Travelling through Vedaranyam, Nagapattinam, at the eastern cost of Tamil Nadu, I was suddenly taken aback by the sight of the vast ex- panses of salt evaporation ponds. A salt evaporation pond is a shallow artificial saltpan designed to extract salts from sea water.
I could not drive on. Seeking permission from my co-traveller, I took a walk through the salt fields. I met Bala, a worker at the salt fields. He spoke to me about the salt fields, owned by large companies; though working for them for years, and for meager wages; he had no much idea about the company that gets the benefit of his hard toil. Bala was very articulative about the tough nature of their work. The hardest is the heat. Scorching sun is beating on them directly; adding to it the white salt fields reflect light and heat back to them: like getting cooked in a slow fire.
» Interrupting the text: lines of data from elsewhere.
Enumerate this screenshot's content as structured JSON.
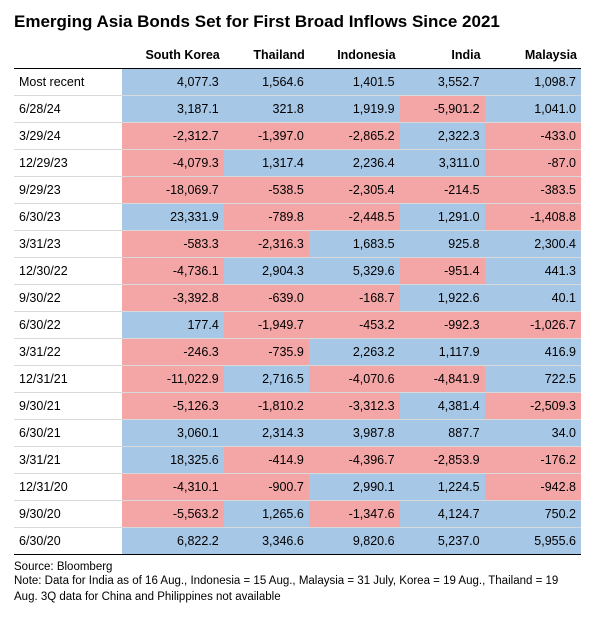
{
  "title": "Emerging Asia Bonds Set for First Broad Inflows Since 2021",
  "source": "Source: Bloomberg",
  "note": "Note: Data for India as of 16 Aug., Indonesia = 15 Aug., Malaysia = 31 July, Korea = 19 Aug., Thailand = 19 Aug. 3Q data for China and Philippines not available",
  "table": {
    "columns": [
      "South Korea",
      "Thailand",
      "Indonesia",
      "India",
      "Malaysia"
    ],
    "row_labels": [
      "Most recent",
      "6/28/24",
      "3/29/24",
      "12/29/23",
      "9/29/23",
      "6/30/23",
      "3/31/23",
      "12/30/22",
      "9/30/22",
      "6/30/22",
      "3/31/22",
      "12/31/21",
      "9/30/21",
      "6/30/21",
      "3/31/21",
      "12/31/20",
      "9/30/20",
      "6/30/20"
    ],
    "values": [
      [
        4077.3,
        1564.6,
        1401.5,
        3552.7,
        1098.7
      ],
      [
        3187.1,
        321.8,
        1919.9,
        -5901.2,
        1041.0
      ],
      [
        -2312.7,
        -1397.0,
        -2865.2,
        2322.3,
        -433.0
      ],
      [
        -4079.3,
        1317.4,
        2236.4,
        3311.0,
        -87.0
      ],
      [
        -18069.7,
        -538.5,
        -2305.4,
        -214.5,
        -383.5
      ],
      [
        23331.9,
        -789.8,
        -2448.5,
        1291.0,
        -1408.8
      ],
      [
        -583.3,
        -2316.3,
        1683.5,
        925.8,
        2300.4
      ],
      [
        -4736.1,
        2904.3,
        5329.6,
        -951.4,
        441.3
      ],
      [
        -3392.8,
        -639.0,
        -168.7,
        1922.6,
        40.1
      ],
      [
        177.4,
        -1949.7,
        -453.2,
        -992.3,
        -1026.7
      ],
      [
        -246.3,
        -735.9,
        2263.2,
        1117.9,
        416.9
      ],
      [
        -11022.9,
        2716.5,
        -4070.6,
        -4841.9,
        722.5
      ],
      [
        -5126.3,
        -1810.2,
        -3312.3,
        4381.4,
        -2509.3
      ],
      [
        3060.1,
        2314.3,
        3987.8,
        887.7,
        34.0
      ],
      [
        18325.6,
        -414.9,
        -4396.7,
        -2853.9,
        -176.2
      ],
      [
        -4310.1,
        -900.7,
        2990.1,
        1224.5,
        -942.8
      ],
      [
        -5563.2,
        1265.6,
        -1347.6,
        4124.7,
        750.2
      ],
      [
        6822.2,
        3346.6,
        9820.6,
        5237.0,
        5955.6
      ]
    ],
    "pos_color": "#a7c7e7",
    "neg_color": "#f4a6a6",
    "border_color": "#d9d9d9",
    "header_border": "#000000",
    "title_fontsize": 17,
    "body_fontsize": 12.5,
    "footer_fontsize": 11.5,
    "col_widths_pct": [
      19,
      18,
      15,
      16,
      15,
      17
    ]
  }
}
Salt fields: Photo Story |
It is the year of Azadi ka Amrit Mahotsav. My thoughts went back to Gandhiji, his companions, and the great Salt March to Dandi, also known as the Salt Satyagraha, which was an act of nonviolent civil disobedience in colonial India. The twenty-four day march lasted from 12 March to 6 April 1930 as a direct action campaign of tax resistance and nonviolent protest against the British salt monopoly.
In 2022, in the independent India, would Bala or others be able to take a march of dissent to uphold their rights and dignity?